Capítulo 39

Monasterio de Optina, Rusia, 10 de febrero de 1917

El hermano Pedro bajó hasta la bodega para subir uno de los vinos. Era uno de los pocos lujos que los monjes se permitían en la comida, que por otro lado, siempre solía ser muy austera. Se dirigió a los caldos más viejos. No es que aquel día tuvieran mucho que celebrar: Rusia parecía desmoronarse por momentos y cada día se agolpaban más pobres y hambrientos delante de la puerta del monasterio, pero si alguien no se bebía ese vino terminaría por avinagrarse.

Examinó las botellas una a una, el color era el mejor indicador de que el vino estaba a punto de perder todas sus propiedades. Tomó una de ellas y le quitó las telarañas. Después con una sonrisa comenzó a subir las escaleras.

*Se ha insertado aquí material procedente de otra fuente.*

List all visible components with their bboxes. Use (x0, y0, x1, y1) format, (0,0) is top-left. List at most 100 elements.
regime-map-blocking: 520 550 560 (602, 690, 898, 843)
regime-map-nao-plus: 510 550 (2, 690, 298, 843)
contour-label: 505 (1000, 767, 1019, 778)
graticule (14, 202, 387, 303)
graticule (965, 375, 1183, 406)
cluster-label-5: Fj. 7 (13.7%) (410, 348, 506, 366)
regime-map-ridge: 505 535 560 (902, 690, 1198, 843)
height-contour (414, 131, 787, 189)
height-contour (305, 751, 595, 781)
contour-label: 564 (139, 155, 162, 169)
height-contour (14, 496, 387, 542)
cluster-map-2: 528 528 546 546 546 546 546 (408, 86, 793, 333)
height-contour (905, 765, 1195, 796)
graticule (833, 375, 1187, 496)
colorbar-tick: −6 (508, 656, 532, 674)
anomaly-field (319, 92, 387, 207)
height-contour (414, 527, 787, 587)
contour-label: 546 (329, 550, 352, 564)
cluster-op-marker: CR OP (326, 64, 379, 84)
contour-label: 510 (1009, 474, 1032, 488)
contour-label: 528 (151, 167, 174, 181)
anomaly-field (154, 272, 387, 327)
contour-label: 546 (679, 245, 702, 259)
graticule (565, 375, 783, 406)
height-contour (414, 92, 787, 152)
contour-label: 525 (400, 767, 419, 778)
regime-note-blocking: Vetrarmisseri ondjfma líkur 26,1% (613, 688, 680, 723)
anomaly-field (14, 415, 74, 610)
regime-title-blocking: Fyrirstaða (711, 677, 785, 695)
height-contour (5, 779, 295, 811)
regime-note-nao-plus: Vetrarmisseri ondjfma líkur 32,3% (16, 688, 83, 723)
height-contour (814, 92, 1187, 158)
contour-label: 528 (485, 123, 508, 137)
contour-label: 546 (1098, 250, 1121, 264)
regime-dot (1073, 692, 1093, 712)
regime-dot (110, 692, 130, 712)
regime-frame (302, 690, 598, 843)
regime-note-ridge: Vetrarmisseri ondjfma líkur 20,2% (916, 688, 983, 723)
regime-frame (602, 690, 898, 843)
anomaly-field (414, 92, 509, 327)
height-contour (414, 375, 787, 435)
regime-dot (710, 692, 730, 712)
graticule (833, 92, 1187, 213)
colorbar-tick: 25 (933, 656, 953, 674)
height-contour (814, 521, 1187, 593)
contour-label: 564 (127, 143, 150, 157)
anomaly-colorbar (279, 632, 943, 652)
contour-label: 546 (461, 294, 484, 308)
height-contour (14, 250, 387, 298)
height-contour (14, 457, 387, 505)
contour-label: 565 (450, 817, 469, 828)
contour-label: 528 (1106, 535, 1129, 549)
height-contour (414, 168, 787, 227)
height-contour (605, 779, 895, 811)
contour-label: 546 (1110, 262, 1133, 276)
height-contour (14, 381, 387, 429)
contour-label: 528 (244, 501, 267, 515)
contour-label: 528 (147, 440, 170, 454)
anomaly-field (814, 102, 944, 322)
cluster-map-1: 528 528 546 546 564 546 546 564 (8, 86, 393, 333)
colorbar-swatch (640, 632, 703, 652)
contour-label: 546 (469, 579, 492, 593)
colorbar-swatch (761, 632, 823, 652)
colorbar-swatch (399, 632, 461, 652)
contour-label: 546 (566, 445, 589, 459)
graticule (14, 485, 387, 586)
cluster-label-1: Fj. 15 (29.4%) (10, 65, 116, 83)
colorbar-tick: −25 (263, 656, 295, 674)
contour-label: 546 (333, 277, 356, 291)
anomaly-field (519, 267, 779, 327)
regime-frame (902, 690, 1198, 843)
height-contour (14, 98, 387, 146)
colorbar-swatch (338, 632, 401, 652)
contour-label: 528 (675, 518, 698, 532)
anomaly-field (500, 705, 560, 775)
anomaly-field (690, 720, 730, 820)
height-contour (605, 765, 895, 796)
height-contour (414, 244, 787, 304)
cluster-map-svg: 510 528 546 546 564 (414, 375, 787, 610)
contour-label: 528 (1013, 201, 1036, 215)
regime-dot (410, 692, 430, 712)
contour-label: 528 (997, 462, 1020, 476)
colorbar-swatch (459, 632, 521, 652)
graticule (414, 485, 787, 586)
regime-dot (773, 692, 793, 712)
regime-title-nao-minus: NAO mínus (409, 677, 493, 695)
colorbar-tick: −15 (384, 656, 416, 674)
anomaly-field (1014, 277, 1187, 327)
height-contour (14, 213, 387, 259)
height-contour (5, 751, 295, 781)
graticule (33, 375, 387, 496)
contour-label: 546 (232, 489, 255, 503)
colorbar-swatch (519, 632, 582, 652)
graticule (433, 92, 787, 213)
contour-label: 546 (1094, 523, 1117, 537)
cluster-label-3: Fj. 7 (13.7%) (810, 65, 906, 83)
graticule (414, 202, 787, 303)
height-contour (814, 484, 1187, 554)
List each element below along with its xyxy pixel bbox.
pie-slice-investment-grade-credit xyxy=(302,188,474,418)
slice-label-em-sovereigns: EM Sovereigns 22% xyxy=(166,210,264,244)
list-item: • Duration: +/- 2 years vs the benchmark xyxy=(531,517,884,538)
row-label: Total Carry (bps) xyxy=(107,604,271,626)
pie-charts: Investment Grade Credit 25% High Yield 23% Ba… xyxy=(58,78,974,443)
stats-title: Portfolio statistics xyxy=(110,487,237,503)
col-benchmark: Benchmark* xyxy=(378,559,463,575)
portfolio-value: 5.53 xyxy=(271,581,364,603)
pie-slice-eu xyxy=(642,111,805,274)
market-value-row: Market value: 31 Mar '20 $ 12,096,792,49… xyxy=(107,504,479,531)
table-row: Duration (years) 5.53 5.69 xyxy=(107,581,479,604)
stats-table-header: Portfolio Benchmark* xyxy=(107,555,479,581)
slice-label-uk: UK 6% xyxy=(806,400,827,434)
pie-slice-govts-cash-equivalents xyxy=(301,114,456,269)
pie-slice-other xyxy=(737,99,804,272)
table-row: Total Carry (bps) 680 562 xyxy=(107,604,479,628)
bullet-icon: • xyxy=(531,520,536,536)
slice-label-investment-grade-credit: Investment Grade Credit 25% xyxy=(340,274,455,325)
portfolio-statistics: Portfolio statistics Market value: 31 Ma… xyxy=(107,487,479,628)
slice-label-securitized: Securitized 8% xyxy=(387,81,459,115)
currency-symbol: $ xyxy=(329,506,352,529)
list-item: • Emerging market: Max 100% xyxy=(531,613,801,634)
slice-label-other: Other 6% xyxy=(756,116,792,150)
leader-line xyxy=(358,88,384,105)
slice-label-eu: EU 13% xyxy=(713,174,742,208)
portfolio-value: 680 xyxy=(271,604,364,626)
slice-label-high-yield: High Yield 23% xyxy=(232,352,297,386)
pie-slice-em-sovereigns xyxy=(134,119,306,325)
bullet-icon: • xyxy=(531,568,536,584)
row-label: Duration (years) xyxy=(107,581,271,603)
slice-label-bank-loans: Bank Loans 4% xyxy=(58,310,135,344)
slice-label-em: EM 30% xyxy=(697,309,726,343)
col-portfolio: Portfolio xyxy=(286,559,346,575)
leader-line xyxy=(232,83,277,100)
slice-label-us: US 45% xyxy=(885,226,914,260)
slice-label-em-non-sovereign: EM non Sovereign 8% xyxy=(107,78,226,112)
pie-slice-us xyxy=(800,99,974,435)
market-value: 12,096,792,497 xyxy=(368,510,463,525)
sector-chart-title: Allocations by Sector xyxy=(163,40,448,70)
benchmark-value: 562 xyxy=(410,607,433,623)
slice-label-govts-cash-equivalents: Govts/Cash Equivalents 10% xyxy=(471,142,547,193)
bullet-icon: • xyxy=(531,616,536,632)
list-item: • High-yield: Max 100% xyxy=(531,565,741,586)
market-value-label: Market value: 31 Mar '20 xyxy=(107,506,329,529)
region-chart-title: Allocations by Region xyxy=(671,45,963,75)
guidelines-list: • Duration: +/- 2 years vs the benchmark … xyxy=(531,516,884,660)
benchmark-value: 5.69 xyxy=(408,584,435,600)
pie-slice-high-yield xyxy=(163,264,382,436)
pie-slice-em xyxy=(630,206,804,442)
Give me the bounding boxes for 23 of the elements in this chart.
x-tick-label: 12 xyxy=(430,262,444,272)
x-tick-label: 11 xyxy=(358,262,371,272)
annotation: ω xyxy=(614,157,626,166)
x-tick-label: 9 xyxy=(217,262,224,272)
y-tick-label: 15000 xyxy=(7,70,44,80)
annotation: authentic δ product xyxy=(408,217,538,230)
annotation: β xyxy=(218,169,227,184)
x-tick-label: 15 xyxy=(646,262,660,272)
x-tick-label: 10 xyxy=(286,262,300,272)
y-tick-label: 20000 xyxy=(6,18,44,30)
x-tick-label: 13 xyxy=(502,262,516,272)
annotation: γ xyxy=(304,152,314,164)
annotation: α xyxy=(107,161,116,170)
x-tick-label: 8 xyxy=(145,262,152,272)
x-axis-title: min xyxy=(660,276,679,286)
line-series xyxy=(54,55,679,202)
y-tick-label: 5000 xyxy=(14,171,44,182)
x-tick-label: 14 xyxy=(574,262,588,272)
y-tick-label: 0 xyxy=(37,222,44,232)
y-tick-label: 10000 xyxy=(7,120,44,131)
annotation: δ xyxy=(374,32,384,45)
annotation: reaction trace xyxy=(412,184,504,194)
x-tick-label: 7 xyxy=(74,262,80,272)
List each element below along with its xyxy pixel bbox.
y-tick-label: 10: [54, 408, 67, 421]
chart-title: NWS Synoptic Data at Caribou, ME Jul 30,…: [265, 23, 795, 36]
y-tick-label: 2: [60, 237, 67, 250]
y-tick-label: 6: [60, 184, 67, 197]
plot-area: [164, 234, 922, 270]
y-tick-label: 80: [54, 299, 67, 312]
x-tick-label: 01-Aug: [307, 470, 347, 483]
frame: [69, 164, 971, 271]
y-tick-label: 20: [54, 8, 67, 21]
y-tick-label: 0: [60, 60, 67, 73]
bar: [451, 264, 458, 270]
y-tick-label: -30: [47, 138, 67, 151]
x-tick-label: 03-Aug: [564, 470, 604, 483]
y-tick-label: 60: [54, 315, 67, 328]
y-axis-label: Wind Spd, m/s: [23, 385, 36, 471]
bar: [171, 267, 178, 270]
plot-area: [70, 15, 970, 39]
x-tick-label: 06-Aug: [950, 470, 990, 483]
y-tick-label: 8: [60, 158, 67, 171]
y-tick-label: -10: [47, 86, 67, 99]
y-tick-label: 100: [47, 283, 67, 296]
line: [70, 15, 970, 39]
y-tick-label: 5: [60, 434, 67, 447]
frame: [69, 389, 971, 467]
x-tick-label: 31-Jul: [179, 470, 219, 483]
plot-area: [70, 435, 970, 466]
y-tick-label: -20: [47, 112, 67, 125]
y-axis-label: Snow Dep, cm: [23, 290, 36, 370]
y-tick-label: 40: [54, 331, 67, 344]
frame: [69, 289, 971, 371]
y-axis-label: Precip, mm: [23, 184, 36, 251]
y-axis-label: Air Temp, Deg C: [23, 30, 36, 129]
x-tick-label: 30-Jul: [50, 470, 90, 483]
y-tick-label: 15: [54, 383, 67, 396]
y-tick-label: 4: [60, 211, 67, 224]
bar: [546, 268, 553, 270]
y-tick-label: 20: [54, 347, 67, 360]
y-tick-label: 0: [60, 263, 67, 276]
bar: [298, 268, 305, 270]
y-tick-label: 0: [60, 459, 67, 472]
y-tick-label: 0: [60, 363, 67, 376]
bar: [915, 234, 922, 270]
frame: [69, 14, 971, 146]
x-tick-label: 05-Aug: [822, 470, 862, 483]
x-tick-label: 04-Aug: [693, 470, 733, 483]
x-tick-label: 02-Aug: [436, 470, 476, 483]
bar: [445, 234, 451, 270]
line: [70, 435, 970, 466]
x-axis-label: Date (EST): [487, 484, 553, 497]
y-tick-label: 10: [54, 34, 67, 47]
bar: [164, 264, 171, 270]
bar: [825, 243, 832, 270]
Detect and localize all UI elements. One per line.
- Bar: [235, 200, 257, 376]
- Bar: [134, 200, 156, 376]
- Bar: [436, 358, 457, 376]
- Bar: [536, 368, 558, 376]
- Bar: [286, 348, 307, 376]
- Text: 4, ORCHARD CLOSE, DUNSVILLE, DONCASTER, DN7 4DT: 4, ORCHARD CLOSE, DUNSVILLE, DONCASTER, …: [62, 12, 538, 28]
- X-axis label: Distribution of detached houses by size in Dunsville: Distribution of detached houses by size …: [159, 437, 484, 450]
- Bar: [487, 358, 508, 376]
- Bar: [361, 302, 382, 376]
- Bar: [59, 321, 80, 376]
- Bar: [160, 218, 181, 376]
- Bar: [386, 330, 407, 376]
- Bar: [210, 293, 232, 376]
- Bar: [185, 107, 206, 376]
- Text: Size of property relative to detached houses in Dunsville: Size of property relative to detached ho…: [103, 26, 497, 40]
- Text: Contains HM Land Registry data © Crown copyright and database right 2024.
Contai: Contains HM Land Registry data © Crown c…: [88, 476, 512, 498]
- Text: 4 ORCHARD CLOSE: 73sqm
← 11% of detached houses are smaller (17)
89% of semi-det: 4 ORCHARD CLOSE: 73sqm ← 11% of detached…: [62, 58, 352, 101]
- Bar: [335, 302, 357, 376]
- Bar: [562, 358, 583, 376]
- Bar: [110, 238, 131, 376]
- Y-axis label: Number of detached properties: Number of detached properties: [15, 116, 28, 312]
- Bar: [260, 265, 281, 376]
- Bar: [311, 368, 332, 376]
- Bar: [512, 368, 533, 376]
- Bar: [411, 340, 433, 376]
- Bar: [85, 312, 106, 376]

Un extraño ruido lo sobresaltó y le hizo volver sobre sus pasos. Era normal ver algunos ratones por la bodega, pero aquel golpe no parecía producido por uno de esos pequeños seres. Levantó el candil y miró entre las tinajas. Nada se movió. Se dio la vuelta y en ese momento notó que algo le presionaba el cuello. Instintivamente soltó la botella y el candil. El vino salpicó su hábito y el candil prendió el alcohol, lo que provocó que sus pies comenzaran a arder. El intruso siguió apretando su cuello a pesar de ver como su víctima comenzaba a quemarse.

El hermano Pedro intentó gritar, pero las manos que lo asfixiaban le impedían emitir ningún sonido. Sentía un dolor indescriptible en sus piernas. Notaba como su piel se pegaba a la tela de su hábito y comenzaba a deshacerse como papel de fumar.

Cuando el asesino soltó al monje, este cayó desmayado. El fuego invadió el resto de su cuerpo y las botellas de su alrededor comenzaron a estallar, avivando aún más el fuego. Cuando las llamas cubrieron buena parte de la bodega el asesino se retiró. El humo comenzaba a asfixiarlo. Corrió escaleras arriba. Pensó que tenía que quitarse aquel hábito que olía a humo y vino. Si se daba prisa, aún llegaría a tiempo a la comida en el refectorio.